人間の欲「煩悩」(写真:stock.adobe.com)

面倒ごとの9割は、人生で身に着てきた「こだわり=執着」のしわざと説くのは、真言宗密蔵院住職の名取芳彦さん。心おだやかでいられる時間と事を増やすには、「執着じまい」「こだわりじまい」「面倒なことじまい」が必要だといいます。執着の手放し方について説いた『60歳を過ぎたら面倒ごとの9割は手放す 我慢してばかりの人生から自由になる54の教え』より一部を抜粋して紹介します。

私たちはみんな、裸一貫で生まれてきます

はじめまして、真言宗密蔵院(みつぞういん)住職の名取芳彦(なとりほうげん)と申します。

近年、「**じまい」という言葉をよく耳にするようになりました。私たちはみんな、裸一貫で生まれてきます。

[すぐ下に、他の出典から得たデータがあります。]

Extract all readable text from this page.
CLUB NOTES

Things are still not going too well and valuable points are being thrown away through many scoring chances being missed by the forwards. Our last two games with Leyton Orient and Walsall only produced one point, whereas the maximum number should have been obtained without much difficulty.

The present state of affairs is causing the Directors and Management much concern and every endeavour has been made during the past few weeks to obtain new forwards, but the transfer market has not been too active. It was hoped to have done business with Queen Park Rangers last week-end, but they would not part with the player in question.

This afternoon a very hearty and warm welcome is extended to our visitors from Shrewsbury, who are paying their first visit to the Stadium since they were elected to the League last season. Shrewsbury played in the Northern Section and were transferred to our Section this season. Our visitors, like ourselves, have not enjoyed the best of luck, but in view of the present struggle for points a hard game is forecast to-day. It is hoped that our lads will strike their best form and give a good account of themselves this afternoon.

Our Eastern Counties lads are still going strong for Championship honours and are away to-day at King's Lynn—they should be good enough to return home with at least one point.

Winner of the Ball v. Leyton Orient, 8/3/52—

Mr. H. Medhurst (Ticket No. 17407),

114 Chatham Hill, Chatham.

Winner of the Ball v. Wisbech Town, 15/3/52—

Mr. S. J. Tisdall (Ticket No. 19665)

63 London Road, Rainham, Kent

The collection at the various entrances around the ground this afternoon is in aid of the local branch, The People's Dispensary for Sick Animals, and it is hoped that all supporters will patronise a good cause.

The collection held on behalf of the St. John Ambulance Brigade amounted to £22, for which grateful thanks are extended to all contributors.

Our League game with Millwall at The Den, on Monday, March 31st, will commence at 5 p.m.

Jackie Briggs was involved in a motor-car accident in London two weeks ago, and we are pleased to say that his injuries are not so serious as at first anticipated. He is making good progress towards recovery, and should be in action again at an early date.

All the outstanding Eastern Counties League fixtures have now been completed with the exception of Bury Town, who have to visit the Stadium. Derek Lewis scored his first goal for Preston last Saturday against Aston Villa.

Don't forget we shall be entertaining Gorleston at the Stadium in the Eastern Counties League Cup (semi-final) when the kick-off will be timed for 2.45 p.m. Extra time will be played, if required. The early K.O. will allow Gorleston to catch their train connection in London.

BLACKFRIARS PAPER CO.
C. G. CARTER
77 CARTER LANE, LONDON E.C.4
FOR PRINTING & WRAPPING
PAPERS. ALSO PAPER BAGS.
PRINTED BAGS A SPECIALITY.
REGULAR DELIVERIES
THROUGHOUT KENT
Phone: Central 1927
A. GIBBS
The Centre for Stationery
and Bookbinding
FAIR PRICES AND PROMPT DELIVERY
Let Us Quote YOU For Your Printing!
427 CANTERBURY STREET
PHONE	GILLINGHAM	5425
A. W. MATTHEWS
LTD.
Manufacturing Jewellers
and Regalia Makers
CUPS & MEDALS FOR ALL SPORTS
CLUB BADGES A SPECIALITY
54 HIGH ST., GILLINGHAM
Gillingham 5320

そのとき、あなたはオギャーと泣き、周りは笑顔になりました。あなたが持っていたのは、命と、生きようとする力だけです。

しかし、成長するにしたがって、よりよい暮らしを求めるようになります。そのために、さまざまなものを集め、蓄えます。

豊かな暮らしを実現させるために、着るものや家具、食器、貯金を増やします。生活の土台になる家や仕事、運転免許なども必要です。

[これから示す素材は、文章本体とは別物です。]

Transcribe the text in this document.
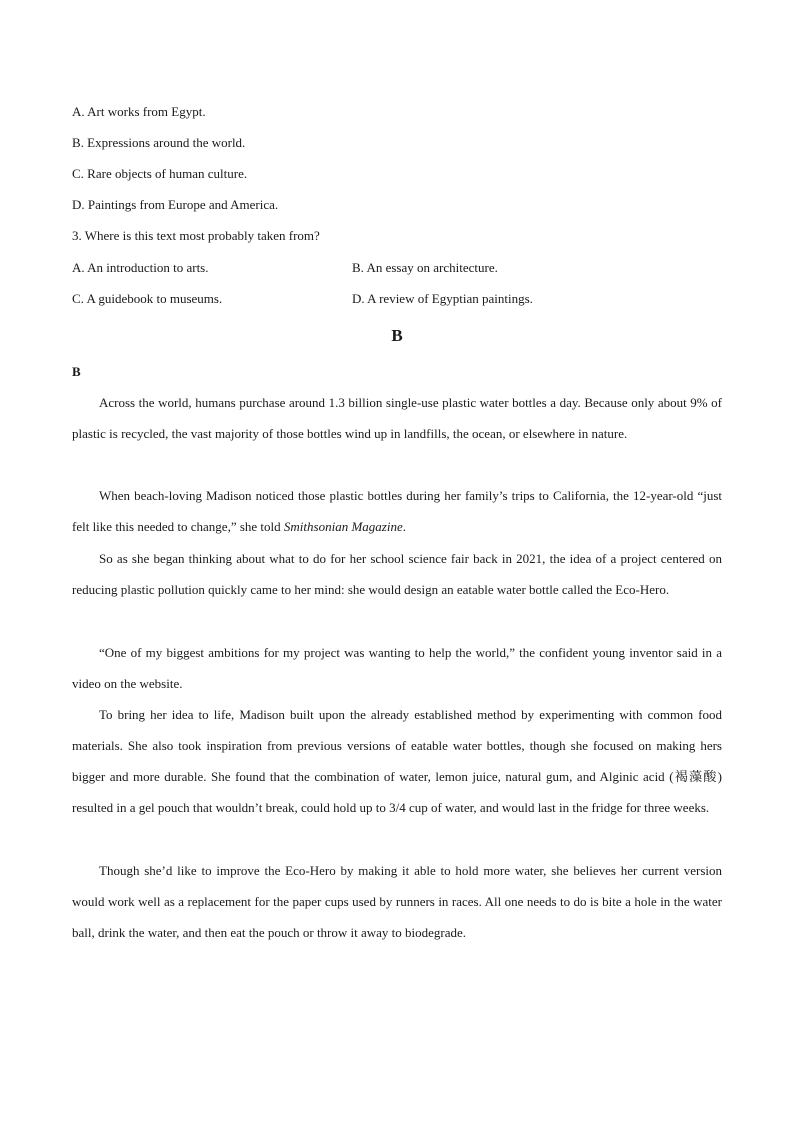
A. Art works from Egypt.
B. Expressions around the world.
C. Rare objects of human culture.
D. Paintings from Europe and America.
3. Where is this text most probably taken from?
A. An introduction to arts.	B. An essay on architecture.
C. A guidebook to museums.	D. A review of Egyptian paintings.
B
B
Across the world, humans purchase around 1.3 billion single-use plastic water bottles a day. Because only about 9% of plastic is recycled, the vast majority of those bottles wind up in landfills, the ocean, or elsewhere in nature.
When beach-loving Madison noticed those plastic bottles during her family’s trips to California, the 12-year-old “just felt like this needed to change,” she told Smithsonian Magazine.
So as she began thinking about what to do for her school science fair back in 2021, the idea of a project centered on reducing plastic pollution quickly came to her mind: she would design an eatable water bottle called the Eco-Hero.
“One of my biggest ambitions for my project was wanting to help the world,” the confident young inventor said in a video on the website.
To bring her idea to life, Madison built upon the already established method by experimenting with common food materials. She also took inspiration from previous versions of eatable water bottles, though she focused on making hers bigger and more durable. She found that the combination of water, lemon juice, natural gum, and Alginic acid (褐藻酸) resulted in a gel pouch that wouldn’t break, could hold up to 3/4 cup of water, and would last in the fridge for three weeks.
Though she’d like to improve the Eco-Hero by making it able to hold more water, she believes her current version would work well as a replacement for the paper cups used by runners in races. All one needs to do is bite a hole in the water ball, drink the water, and then eat the pouch or throw it away to biodegrade.
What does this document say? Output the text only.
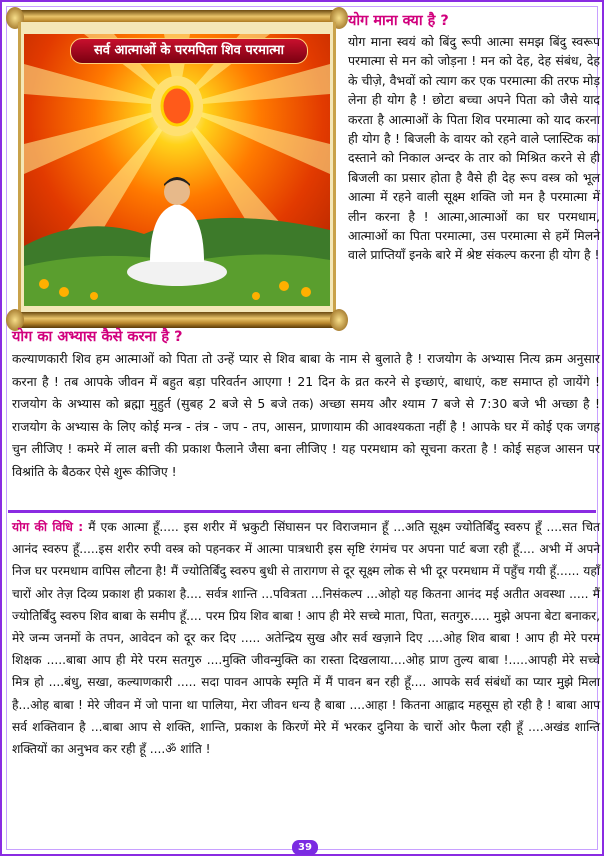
सर्व आत्माओं के परमपिता शिव परमात्मा
योग माना क्या है ?

योग माना स्वयं को बिंदु रूपी आत्मा समझ बिंदु स्वरूप परमात्मा से मन को जोड़ना ! मन को देह, देह संबंध, देह के चीज़े, वैभवों को त्याग कर एक परमात्मा की तरफ मोड़ लेना ही योग है ! छोटा बच्चा अपने पिता को जैसे याद करता है आत्माओं के पिता शिव परमात्मा को याद करना ही योग है ! बिजली के वायर को रहने वाले प्लास्टिक का दस्ताने को निकाल अन्दर के तार को मिश्रित करने से ही बिजली का प्रसार होता है वैसे ही देह रूप वस्त्र को भूल आत्मा में रहने वाली सूक्ष्म शक्ति जो मन है परमात्मा में लीन करना है ! आत्मा,आत्माओं का घर परमधाम, आत्माओं का पिता परमात्मा, उस परमात्मा से हमें मिलने वाले प्राप्तियाँ इनके बारे में श्रेष्ट संकल्प करना ही योग है !

योग का अभ्यास कैसे करना है ?

कल्याणकारी शिव हम आत्माओं को पिता तो उन्हें प्यार से शिव बाबा के नाम से बुलाते है ! राजयोग के अभ्यास नित्य क्रम अनुसार करना है ! तब आपके जीवन में बहुत बड़ा परिवर्तन आएगा ! 21 दिन के व्रत करने से इच्छाएं, बाधाएं, कष्ट समाप्त हो जायेंगे ! राजयोग के अभ्यास को ब्रह्मा मुहुर्त (सुबह 2 बजे से 5 बजे तक) अच्छा समय और श्याम 7 बजे से 7:30 बजे भी अच्छा है ! राजयोग के अभ्यास के लिए कोई मन्त्र - तंत्र - जप - तप, आसन, प्राणायाम की आवश्यकता नहीं है ! आपके घर में कोई एक जगह चुन लीजिए ! कमरे में लाल बत्ती की प्रकाश फैलाने जैसा बना लीजिए ! यह परमधाम को सूचना करता है ! कोई सहज आसन पर विश्रांति के बैठकर ऐसे शुरू कीजिए !

योग की विधि : मैं एक आत्मा हूँ..... इस शरीर में भ्रकुटी सिंघासन पर विराजमान हूँ ...अति सूक्ष्म ज्योतिर्बिंदु स्वरुप हूँ ....सत चित आनंद स्वरुप हूँ.....इस शरीर रुपी वस्त्र को पहनकर में आत्मा पात्रधारी इस सृष्टि रंगमंच पर अपना पार्ट बजा रही हूँ.... अभी में अपने निज घर परमधाम वापिस लौटना है! मैं ज्योतिर्बिंदु स्वरुप बुधी से तारागण से दूर सूक्ष्म लोक से भी दूर परमधाम में पहुँच गयी हूँ...... यहाँ चारों ओर तेज़ दिव्य प्रकाश ही प्रकाश है.... सर्वत्र शान्ति ...पवित्रता ...निसंकल्प ...ओहो यह कितना आनंद मई अतीत अवस्था ..... मैं ज्योतिर्बिंदु स्वरुप शिव बाबा के समीप हूँ.... परम प्रिय शिव बाबा ! आप ही मेरे सच्चे माता, पिता, सतगुरु..... मुझे अपना बेटा बनाकर, मेरे जन्म जनमों के तपन, आवेदन को दूर कर दिए ..... अतेन्द्रिय सुख और सर्व खज़ाने दिए ....ओह शिव बाबा ! आप ही मेरे परम शिक्षक .....बाबा आप ही मेरे परम सतगुरु ....मुक्ति जीवन्मुक्ति का रास्ता दिखलाया....ओह प्राण तुल्य बाबा !.....आपही मेरे सच्चे मित्र हो ....बंधु, सखा, कल्याणकारी ..... सदा पावन आपके स्मृति में मैं पावन बन रही हूँ.... आपके सर्व संबंधों का प्यार मुझे मिला है...ओह बाबा ! मेरे जीवन में जो पाना था पालिया, मेरा जीवन धन्य है बाबा ....आहा ! कितना आह्लाद महसूस हो रही है ! बाबा आप सर्व शक्तिवान है ...बाबा आप से शक्ति, शान्ति, प्रकाश के किरणें मेरे में भरकर दुनिया के चारों ओर फैला रही हूँ ....अखंड शान्ति शक्तियों का अनुभव कर रही हूँ ....ॐ शांति !

39
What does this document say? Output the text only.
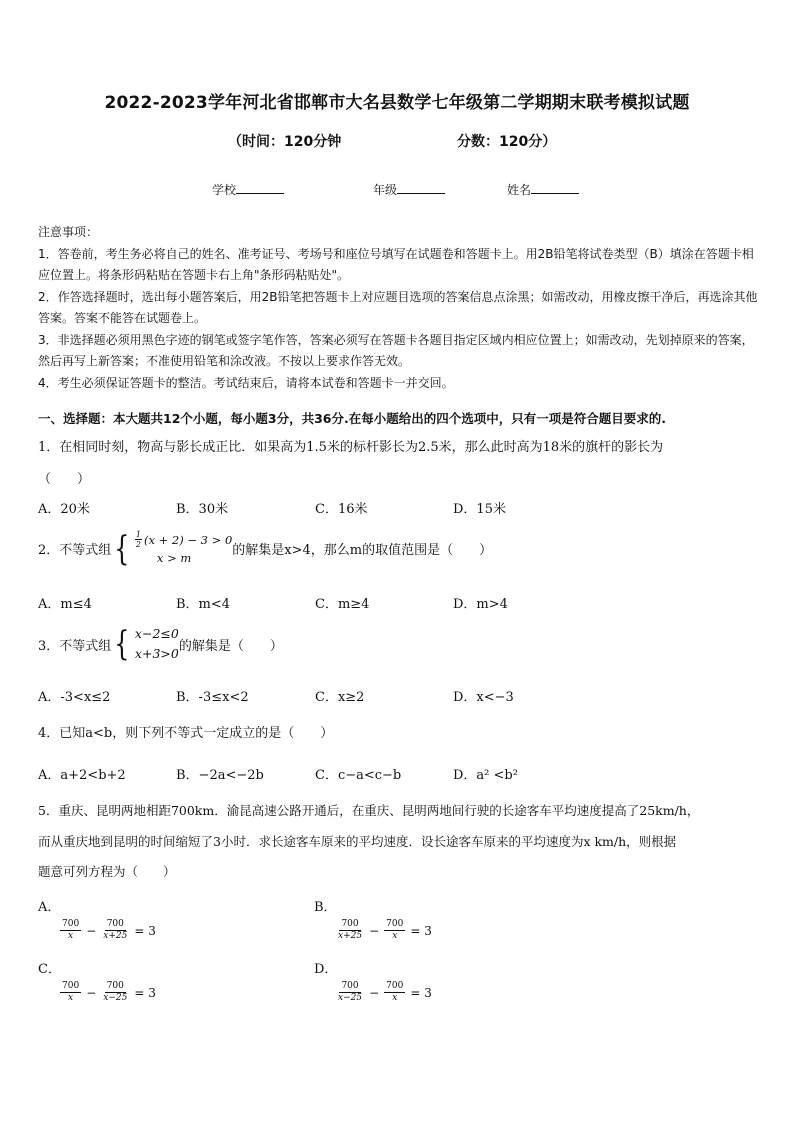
2022-2023学年河北省邯郸市大名县数学七年级第二学期期末联考模拟试题
（时间：120分钟	分数：120分）
学校	年级	姓名
注意事项：
1．答卷前，考生务必将自己的姓名、准考证号、考场号和座位号填写在试题卷和答题卡上。用2B铅笔将试卷类型（B）填涂在答题卡相应位置上。将条形码粘贴在答题卡右上角"条形码粘贴处"。
2．作答选择题时，选出每小题答案后，用2B铅笔把答题卡上对应题目选项的答案信息点涂黑；如需改动，用橡皮擦干净后，再选涂其他答案。答案不能答在试题卷上。
3．非选择题必须用黑色字迹的钢笔或签字笔作答，答案必须写在答题卡各题目指定区域内相应位置上；如需改动，先划掉原来的答案，然后再写上新答案；不准使用铅笔和涂改液。不按以上要求作答无效。
4．考生必须保证答题卡的整洁。考试结束后，请将本试卷和答题卡一并交回。
一、选择题：本大题共12个小题，每小题3分，共36分.在每小题给出的四个选项中，只有一项是符合题目要求的.
1．在相同时刻，物高与影长成正比．如果高为1.5米的标杆影长为2.5米，那么此时高为18米的旗杆的影长为
（　　）
A．20米	B．30米	C．16米	D．15米
2．不等式组 { $\frac{1}{2} (x + 2) - 3 > 0$
x > m	的解集是x>4，那么m的取值范围是（　　）
A．m≤4	B．m<4	C．m≥4	D．m>4
3．不等式组 { x−2≤0
x+3>0 的解集是（　　）
A．-3<x≤2	B．-3≤x<2	C．x≥2	D．x<−3
4．已知a<b，则下列不等式一定成立的是（　　）
A．a+2<b+2	B．−2a<−2b	C．c−a<c−b	D．a² <b²
5．重庆、昆明两地相距700km．渝昆高速公路开通后，在重庆、昆明两地间行驶的长途客车平均速度提高了25km/h，
而从重庆地到昆明的时间缩短了3小时．求长途客车原来的平均速度．设长途客车原来的平均速度为x km/h，则根据
题意可列方程为（　　）
A．
$\frac{700}{x} - \frac{700}{x+25} = 3$
B．
$\frac{700}{x+25} - \frac{700}{x} = 3$
C．
$\frac{700}{x} - \frac{700}{x-25} = 3$
D．
$\frac{700}{x-25} - \frac{700}{x} = 3$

豊かさの次は、楽で便利な暮らしを求めて、テレビやスマートフォンなどの家電、健康を維持するための健康器具、若さを保つための美容器具などもそろえます。

暮らしの向上だけではありません。よりよく、より豊かに生きるために、さらに多くのことを身につけます。

良好な人間関係を保つために、お中元やお歳暮、年賀状などの季節の挨拶も欠かしません。

上手に生きていくには世間体も大切なので、いい人になろうとしたり、謙虚でいようとしたり、あるいは、他と比較して自分の立ち位置を確認する作業も怠りません。

我慢することを覚える一方で、損得で物事を考えたり、見返りを求めたりして、自分だけ損をしないように注意します。

このようにしてあなたは、物心両面で多くのものを手にしてきました。裸一貫で生まれたあなたが、成長するにしたがい、身と心にさまざまな装備品をまとってきたと申しあげてもいいでしょう。